Zwei Verletzte bei Brand in Blankenstein
16.04.2010 | 14:59 Uhr 2010-04-16T14:59:00+0200
Hattingen. Großeinsatz für die Feuerwehr in Hattingen: Die Wehrleute wurden zu einem Kellerbrand in einem Einfamilienhaus am Steinweg gerufen, bei dem zwei Menschen verletzt wurden.
Die Meldung ging am Donnerstag um 18.06 Uhr bei der Feuerwehr ein. Zunächst war nicht klar ob sich noch Personen im Gebäude befanden. Als die ersten Kräfte eintrafen, quoll bereits dichter Rauch aus Fenstern und Türen. Umgehend wurden zwei Trupps unter schwerem Atemschutz in den Kellerbereich entsandt. Da sich der Brand auf mehrere Kellerräume ausgedehnt hatte, hatte sich bereits im gesamten Gebäude eine sehr starke Hitze- und Rauchentwicklung ausgebreitet.
”Insbesondere starke Hitzeentwicklung behinderte unsere Einsatzkräfte bei den Löscharbeiten“, so Feuerwehrsprecher Jens Herkstrter. Um eine Entrauchung des Gebäudes zu erreichen wurde die Drehleiter an der Giebelseite des Gebäudes in Stellung gebracht. Ein weiterer Trupp unter schwerem Atemschutz öffnete die Fenster gewaltsam, damit der Rauch, der sich mittlerweile im gesamten Haus ausgebreitet hatte, entweichen konnte. Zeitgleich wurde der Brand im Keller über mehrere Stunden bekämpft.
Wegen der immer wieder auftretenden Brandnester war ein massiver Personaleinsatz unter Atemschutz notwendig. Daher forderte der Einsatzleiter neben dem Atemschutzcontainer der Hauptwache auch Unterstützung von der Kreisfeuerwehrzentrale des Ennepe-Ruhr-Kreises an. Nachdem das Feuer gelöscht war, wurde in aufwendiger Handarbeit der Keller inklusive der Wand- und Deckenverkleidung ausgeräumt und ins Freie verbracht. Hier löschten weitere Einsatzkräfte die Glutnester ab.
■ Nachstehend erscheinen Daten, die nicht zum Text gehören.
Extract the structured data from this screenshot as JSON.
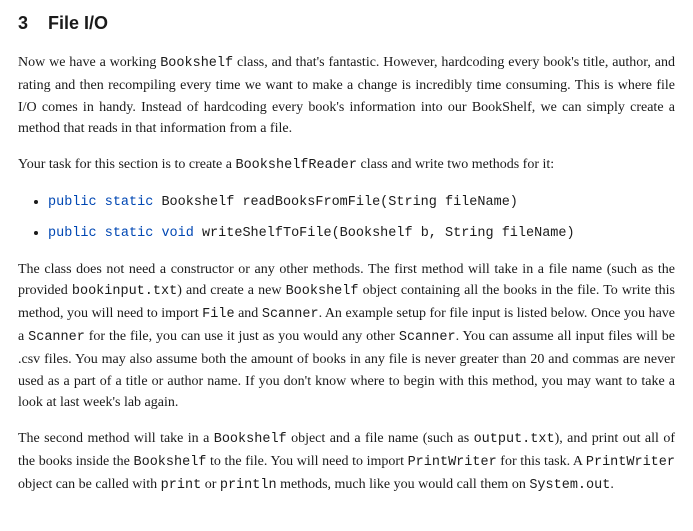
{
  "heading": {
    "number": "3",
    "title": "File I/O"
  },
  "para1": {
    "t1": "Now we have a working ",
    "c1": "Bookshelf",
    "t2": " class, and that's fantastic. However, hardcoding every book's title, author, and rating and then recompiling every time we want to make a change is incredibly time consuming. This is where file I/O comes in handy. Instead of hardcoding every book's information into our BookShelf, we can simply create a method that reads in that information from a file."
  },
  "para2": {
    "t1": "Your task for this section is to create a ",
    "c1": "BookshelfReader",
    "t2": " class and write two methods for it:"
  },
  "sig1": {
    "kw1": "public",
    "kw2": "static",
    "rest": "Bookshelf readBooksFromFile(String fileName)"
  },
  "sig2": {
    "kw1": "public",
    "kw2": "static",
    "kw3": "void",
    "rest": "writeShelfToFile(Bookshelf b, String fileName)"
  },
  "para3": {
    "t1": "The class does not need a constructor or any other methods. The first method will take in a file name (such as the provided ",
    "c1": "bookinput.txt",
    "t2": ") and create a new ",
    "c2": "Bookshelf",
    "t3": " object containing all the books in the file. To write this method, you will need to import ",
    "c3": "File",
    "t4": " and ",
    "c4": "Scanner",
    "t5": ". An example setup for file input is listed below. Once you have a ",
    "c5": "Scanner",
    "t6": " for the file, you can use it just as you would any other ",
    "c6": "Scanner",
    "t7": ". You can assume all input files will be .csv files. You may also assume both the amount of books in any file is never greater than 20 and commas are never used as a part of a title or author name. If you don't know where to begin with this method, you may want to take a look at last week's lab again."
  },
  "para4": {
    "t1": "The second method will take in a ",
    "c1": "Bookshelf",
    "t2": " object and a file name (such as ",
    "c2": "output.txt",
    "t3": "), and print out all of the books inside the ",
    "c3": "Bookshelf",
    "t4": " to the file. You will need to import ",
    "c4": "PrintWriter",
    "t5": " for this task. A ",
    "c5": "PrintWriter",
    "t6": " object can be called with ",
    "c6": "print",
    "t7": " or ",
    "c7": "println",
    "t8": " methods, much like you would call them on ",
    "c8": "System.out",
    "t9": "."
  }
}
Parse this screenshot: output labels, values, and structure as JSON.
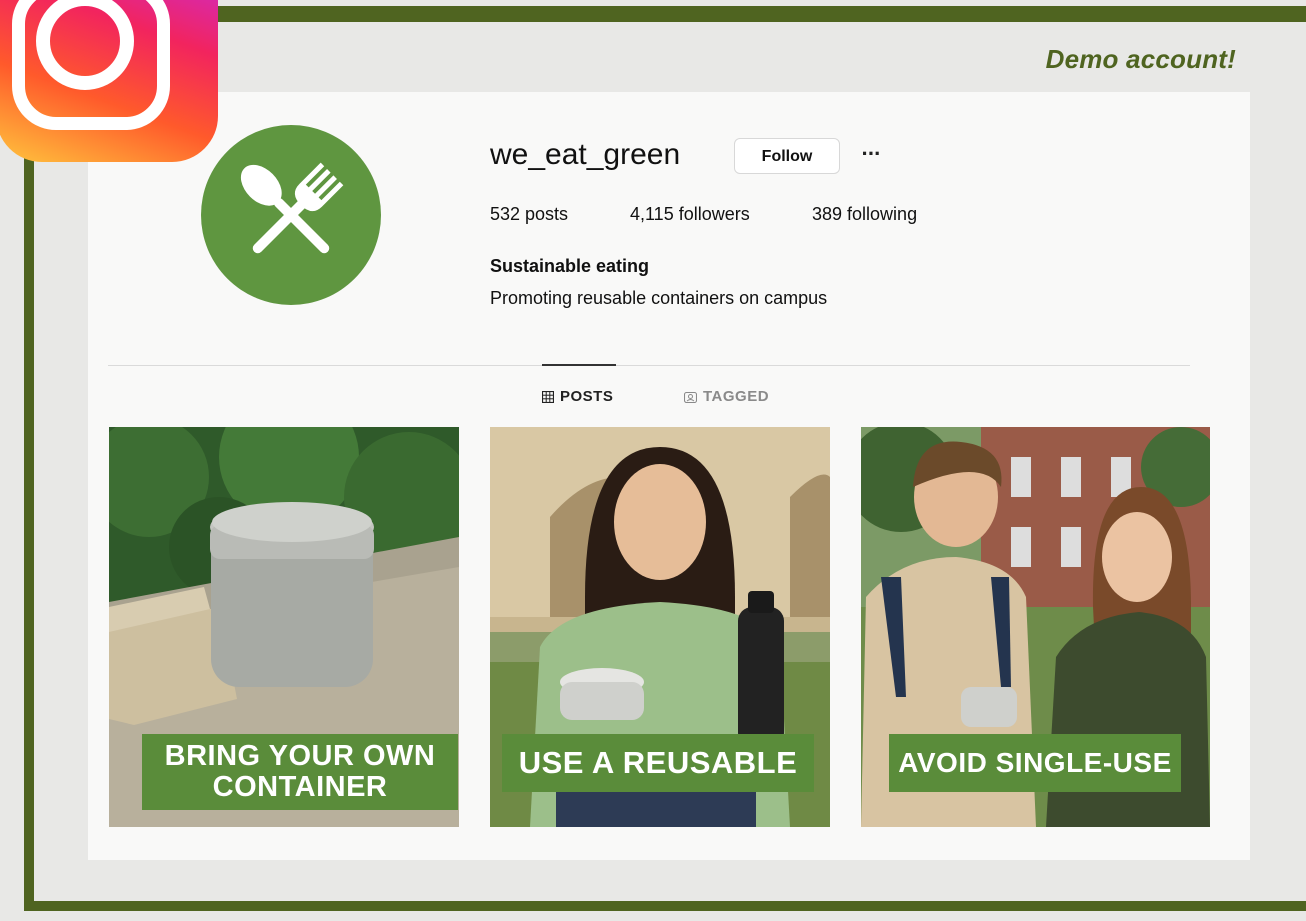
{
  "demo_label": "Demo account!",
  "profile": {
    "username": "we_eat_green",
    "follow_label": "Follow",
    "more_label": "···",
    "stats": {
      "posts": "532 posts",
      "followers": "4,115 followers",
      "following": "389 following"
    },
    "bio_name": "Sustainable eating",
    "bio_text": "Promoting reusable containers on campus"
  },
  "tabs": [
    {
      "label": "POSTS",
      "icon": "grid-icon",
      "active": true
    },
    {
      "label": "TAGGED",
      "icon": "tag-icon",
      "active": false
    }
  ],
  "posts": [
    {
      "caption_line1": "BRING YOUR OWN",
      "caption_line2": "CONTAINER",
      "image": "reusable container on stone ledge"
    },
    {
      "caption": "USE A REUSABLE",
      "image": "student holding bowl and water bottle"
    },
    {
      "caption": "AVOID SINGLE-USE",
      "image": "two students on campus lawn"
    }
  ],
  "colors": {
    "frame": "#4f6420",
    "caption_bg": "#5a8c3a",
    "avatar_bg": "#5f9640"
  }
}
Bei dem Einsatz wurde ein Bewohner sowie ein Feuerwehrmann durch Rauchgase verletzt. Beide wurden mit Rettungswagen in Krankenhäuser gebracht. Nachdem die Kellerräume ausgeräumt und abgelöscht waren, wurde die Einsatzstelle abschließend mit einer Wärmebildkamera kontrolliert.
Insgesamt kamen bei diesem Brand 14 Trupps unter schwerem Atemschutz und 5 Trupps unter Filtergeräten zum Einsatz. Die 75 Einsatzkräfte setzten sich aus den Löschzügen der Hauptwache, Mitte, Welper, Blankenstein, Holthausen, Niederwenigern und der Sondereinsatzgruppe „Information und Kommunikation“ des Löschzugs Bredenscheid zusammen. Die Einsatzdauer betrug viereinhalb Stunden, wobei die Einsatzstelle um 1 Uhr und 6 Uhr nochmals kontrolliert wurde.